European, Indian, Chinese and African cultures converge together to make up the colorful, vibrant culture of Mauritius that is replete with some of the most fascinating and years-old customs and traditions. Each aspect of Mauritian culture-its cuisine, religions, festivals, language and literature is a living proof of the myriad Asia, African and Western influences.
The Mauritian culture’s rich diversity is evident in Mauritius’ landscape where churches, temples and mosques jostle each other for space. Chinese pagodas and Buddhist temples are also a common sight in Mauritius. The people of Mauritius celebrate various festivals belonging to different religions with equal gusto and fervor such as Mahashivratri, Diwali, Ganesh Chathurti, Eid-Ul-Fitr, Christmas, Easter and Chinese New Year (Spring Festival) among others. The Tamil festival of Cavadee that celebrates Lord Muruga is a penitence ritual that involves spectacular feats like the fire-walking ceremony.
The multi-ethnic characteristics of Mauritius make it a multi-lingual country with ethnic languages such as Hindi, Tamil, Marathi, Urdu, Mandarin and Cantonese being commonly used. But the real lingua franca of the island is Creole. The Creole language emerged as a result of interaction between French settlers and African slaves. The use of the Creole language transcends all ethnic, religious and class barriers. Creole does not have a definite written form, as mostly English or French are the languages of choice for education, media, government, law and business.
The Creole language is the medium of the indigenous music and dance form of Mauritius- the Sega. Sega is the music, songs and dances of choice played to tourists as a taste of the local culture. Its origins are said to be that of African. The Sega is based on three basic instruments: the ravanne, the maravanne and the triangle. The dancers wear colorful blouses and skirts with flower motifs and swaying their hips to the rhythmic music. Bhojpuri songs of Indian origin are also quite popular, especially in the interiors.

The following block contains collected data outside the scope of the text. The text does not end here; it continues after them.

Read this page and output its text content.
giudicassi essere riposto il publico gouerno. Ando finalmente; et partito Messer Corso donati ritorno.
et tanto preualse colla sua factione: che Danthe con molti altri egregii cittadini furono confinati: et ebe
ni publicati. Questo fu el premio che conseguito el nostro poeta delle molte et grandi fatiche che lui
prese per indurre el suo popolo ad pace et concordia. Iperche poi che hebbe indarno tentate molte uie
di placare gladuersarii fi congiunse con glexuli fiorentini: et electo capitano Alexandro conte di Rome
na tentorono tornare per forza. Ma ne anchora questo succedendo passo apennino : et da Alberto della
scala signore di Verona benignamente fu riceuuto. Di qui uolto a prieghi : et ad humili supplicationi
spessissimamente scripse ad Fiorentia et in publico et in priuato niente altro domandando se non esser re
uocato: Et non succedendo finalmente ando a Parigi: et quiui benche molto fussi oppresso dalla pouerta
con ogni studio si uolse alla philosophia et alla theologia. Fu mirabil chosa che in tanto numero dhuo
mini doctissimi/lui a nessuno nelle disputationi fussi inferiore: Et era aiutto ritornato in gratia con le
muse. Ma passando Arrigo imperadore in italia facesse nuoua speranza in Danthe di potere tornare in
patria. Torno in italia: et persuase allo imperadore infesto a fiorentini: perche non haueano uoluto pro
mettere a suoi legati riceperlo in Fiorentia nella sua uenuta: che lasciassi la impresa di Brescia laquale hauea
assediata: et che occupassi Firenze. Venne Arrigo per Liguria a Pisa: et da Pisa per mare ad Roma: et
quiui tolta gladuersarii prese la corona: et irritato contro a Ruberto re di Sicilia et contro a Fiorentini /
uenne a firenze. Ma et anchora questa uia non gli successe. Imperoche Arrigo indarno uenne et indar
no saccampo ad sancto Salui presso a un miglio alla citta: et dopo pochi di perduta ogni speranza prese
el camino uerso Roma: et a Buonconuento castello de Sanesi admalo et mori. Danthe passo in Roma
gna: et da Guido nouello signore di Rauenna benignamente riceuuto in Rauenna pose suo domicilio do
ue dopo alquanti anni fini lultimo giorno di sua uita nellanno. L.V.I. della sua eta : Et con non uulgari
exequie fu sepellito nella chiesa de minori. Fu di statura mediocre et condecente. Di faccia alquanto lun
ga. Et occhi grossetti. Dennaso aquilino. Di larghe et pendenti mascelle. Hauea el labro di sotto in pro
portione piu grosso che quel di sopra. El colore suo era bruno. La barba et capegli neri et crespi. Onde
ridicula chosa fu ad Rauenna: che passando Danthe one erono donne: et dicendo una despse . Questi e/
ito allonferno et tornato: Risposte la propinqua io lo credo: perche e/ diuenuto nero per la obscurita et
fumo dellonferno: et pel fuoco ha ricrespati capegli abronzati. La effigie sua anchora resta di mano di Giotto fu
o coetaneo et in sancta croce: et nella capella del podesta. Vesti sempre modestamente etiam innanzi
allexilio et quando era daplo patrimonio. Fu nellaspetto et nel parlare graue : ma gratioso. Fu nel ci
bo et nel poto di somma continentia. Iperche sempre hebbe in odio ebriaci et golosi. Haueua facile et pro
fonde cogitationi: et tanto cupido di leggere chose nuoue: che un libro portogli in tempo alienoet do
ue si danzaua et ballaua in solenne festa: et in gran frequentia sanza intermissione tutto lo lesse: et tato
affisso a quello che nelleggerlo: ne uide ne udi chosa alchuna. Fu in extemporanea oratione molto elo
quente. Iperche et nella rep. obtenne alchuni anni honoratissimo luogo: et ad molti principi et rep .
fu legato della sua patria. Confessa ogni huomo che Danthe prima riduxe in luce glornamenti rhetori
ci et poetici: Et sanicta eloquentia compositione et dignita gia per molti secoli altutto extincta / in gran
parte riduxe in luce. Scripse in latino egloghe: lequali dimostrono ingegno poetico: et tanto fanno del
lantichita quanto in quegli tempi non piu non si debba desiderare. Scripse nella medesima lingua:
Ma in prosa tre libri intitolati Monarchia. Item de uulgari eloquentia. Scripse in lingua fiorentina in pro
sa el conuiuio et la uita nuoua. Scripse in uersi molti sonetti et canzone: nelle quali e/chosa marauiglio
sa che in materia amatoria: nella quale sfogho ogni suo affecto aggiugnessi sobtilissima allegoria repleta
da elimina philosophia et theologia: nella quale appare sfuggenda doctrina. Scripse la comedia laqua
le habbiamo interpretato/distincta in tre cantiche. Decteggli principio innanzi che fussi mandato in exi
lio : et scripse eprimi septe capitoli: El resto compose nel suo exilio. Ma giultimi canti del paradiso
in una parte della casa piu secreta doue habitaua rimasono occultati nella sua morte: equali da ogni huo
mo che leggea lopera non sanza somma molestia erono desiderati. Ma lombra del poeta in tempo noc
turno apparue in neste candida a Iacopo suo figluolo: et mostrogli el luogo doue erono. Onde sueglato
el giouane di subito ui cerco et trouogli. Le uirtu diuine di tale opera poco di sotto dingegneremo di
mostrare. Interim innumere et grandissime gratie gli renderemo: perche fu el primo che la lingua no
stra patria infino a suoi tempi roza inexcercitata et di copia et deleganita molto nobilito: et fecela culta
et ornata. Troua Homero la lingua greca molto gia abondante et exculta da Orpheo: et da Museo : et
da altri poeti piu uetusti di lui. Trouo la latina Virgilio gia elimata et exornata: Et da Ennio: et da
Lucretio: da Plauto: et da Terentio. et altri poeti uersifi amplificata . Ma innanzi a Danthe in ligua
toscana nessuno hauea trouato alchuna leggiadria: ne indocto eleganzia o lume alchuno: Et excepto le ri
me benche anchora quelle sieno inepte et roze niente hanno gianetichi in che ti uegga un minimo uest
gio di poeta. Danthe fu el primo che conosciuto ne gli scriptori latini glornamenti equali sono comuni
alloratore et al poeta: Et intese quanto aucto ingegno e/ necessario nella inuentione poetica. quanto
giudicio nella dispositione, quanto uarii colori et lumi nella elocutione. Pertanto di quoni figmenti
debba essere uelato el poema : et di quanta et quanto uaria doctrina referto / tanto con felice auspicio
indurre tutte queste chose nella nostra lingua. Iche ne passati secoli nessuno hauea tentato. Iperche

Mauritius is also well known for its handicrafts. The handicraft tradition of Mauritius dates back to the colonial period of the East India Company and the local handicraft is a fusion of French and Afro-Asian cultures.
When it comes to food, Mauritian cuisine is an exotic synthesis of myriad continental and oriental influences where Indian-style curries go hand in hand with French gateaux and Creole rougailles. The variety of spices used in Mauritian dishes lend a subtle and a aromatic flavor that goes a long way in making Mauritian cuisine an unique culinary experience.